"What are you doing here?" Marlow asks before she's even fully entered the room. "What's going on?"
I can imagine the way her face darkens. "I'm the one asking the questions here."
"Then it's not a question," he fires back without missing a beat. "Tell mewhy you're here."
She snarls at that."Demands are even worse."
Marlow looks so wrong like this. He was at home in the dungeon even though he was trapped. Comfortable in the cabin in the woods even though he was clueless. Now he looks lost. Chained up and defeated, nothing like the cunning, clever demon who makes my heart beat faster. Iggy’s capture must really be taking its toll.
Eventually, Marlow gets himself together enough to try reasoning with the wolf across from him. "Look, you may not believe this, but I'm innocent."
"Of course," she sneers. "Innocent people always flee justice. Twice."
"If they're desperate and have no other option? Yeah."
"You're right," she says coldly. "I don't believe you."
He leans forward in his chair, the chains binding him rattle as he moves. "Adelaide, please."
She stiffens at hearing her name on the demon’s lips. "Don't speak to me like we know each other. You tricking my cousin doesn't give us a relationship."
“Why are you here?”
Adelaide towers over him at the table, looming large as she plants her hands flat on the cold steel. "I have good news.”

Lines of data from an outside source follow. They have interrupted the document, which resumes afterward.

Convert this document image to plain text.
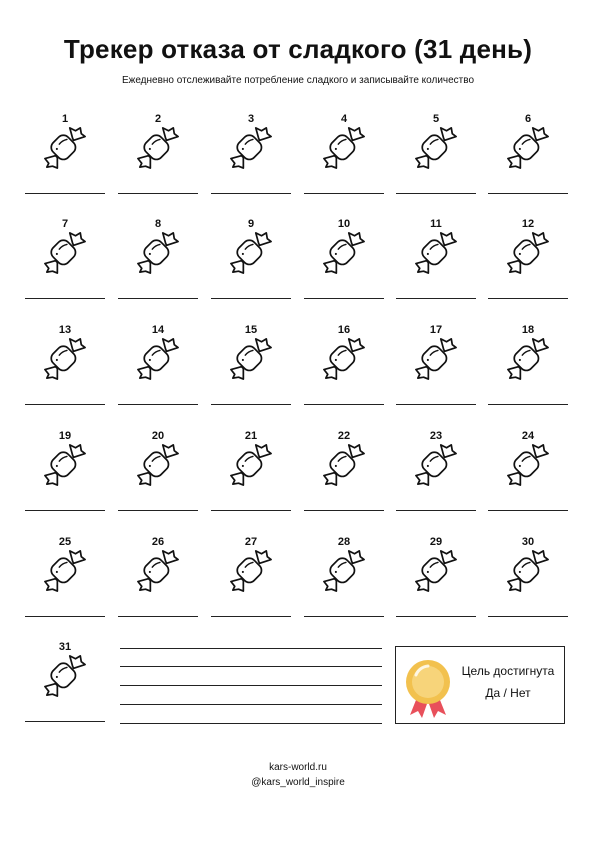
Трекер отказа от сладкого (31 день)
Ежедневно отслеживайте потребление сладкого и записывайте количество
1	2	3	4	5	6
7	8	9	10	11	12
13	14	15	16	17	18
19	20	21	22	23	24
25	26	27	28	29	30
31
Цель достигнута
Да / Нет
kars-world.ru
@kars_world_inspire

He musters up a weary chuckle. "If you're going to claw me now and save me the trouble of a trial and incarceration, I'm not sure we have the same definition of good news."
"I have a deal for you," she says calmly.

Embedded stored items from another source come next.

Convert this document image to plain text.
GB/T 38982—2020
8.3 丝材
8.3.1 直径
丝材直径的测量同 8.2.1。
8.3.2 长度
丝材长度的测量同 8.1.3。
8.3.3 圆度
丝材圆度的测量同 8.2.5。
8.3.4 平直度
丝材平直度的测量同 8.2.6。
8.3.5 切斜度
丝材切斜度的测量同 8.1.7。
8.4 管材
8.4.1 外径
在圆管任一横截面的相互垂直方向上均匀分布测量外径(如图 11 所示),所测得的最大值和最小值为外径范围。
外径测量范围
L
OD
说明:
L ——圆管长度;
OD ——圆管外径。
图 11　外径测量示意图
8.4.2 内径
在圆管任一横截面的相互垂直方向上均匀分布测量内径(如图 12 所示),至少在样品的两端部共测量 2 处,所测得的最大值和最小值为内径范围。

Does Adelaide see the same thing I do? Can she tell how his eyes sharpen at her words? She got his attention.
"I don’t need a deal,” he says after a long moment. “I didn't do anything wrong."
"Oh, you'll like this deal. It means you go free."
Marlow calls her bluff immediately. "Bullshit."
"Oh good," she says sarcastically. "I'd hate if the man tricking my cousin were a moron. That'd make it more insulting. You're right to question me."
"No way you can let me go free. This is a trick."
"I've never been good at those," Adelaide admits. "Too direct. Too blunt."
Marlow inclines his head beyond her to the two-way glass. He's so close to looking at me but doesn't seem to know it. "Then all the people watching behind that glass told you what to say."
"There's no one there." Liar. "No one knows I'm here to offer you a better deal than you deserve.” The chair before her screeches in protest as she drags it across the floor and then drops down into it. “You turned into quite a headache for me. Everyone is scrutinizing me and my leadership. This is a nightmare."
"Yeah, you poor thing,” he deadpans. “I’m real sorry for you. You’ve been through so much."
"I want to be done with you,” she continues sharply. “For my sake, my pack’s, and my cousin’s. No one knows I'm in here. If I were to free you from those shackles, leave the door open, and you slipped off into the night... If this is the third cell you escape from, then the condition of the dungeons we held you in becomes even more irrelevant. How were we expected to hold you if two law enforcement factions couldn’t? If you run somewhere else, you become their problem."
That makes a sick kind of sense. Does he believe her? Marlow leans back in his chair, evaluating her. His face gives nothing away.
"There's a reason I ran here," he says eventually.
"Well, it doesn't matter right now. This is your chance to be free. Ihopeyou do go free."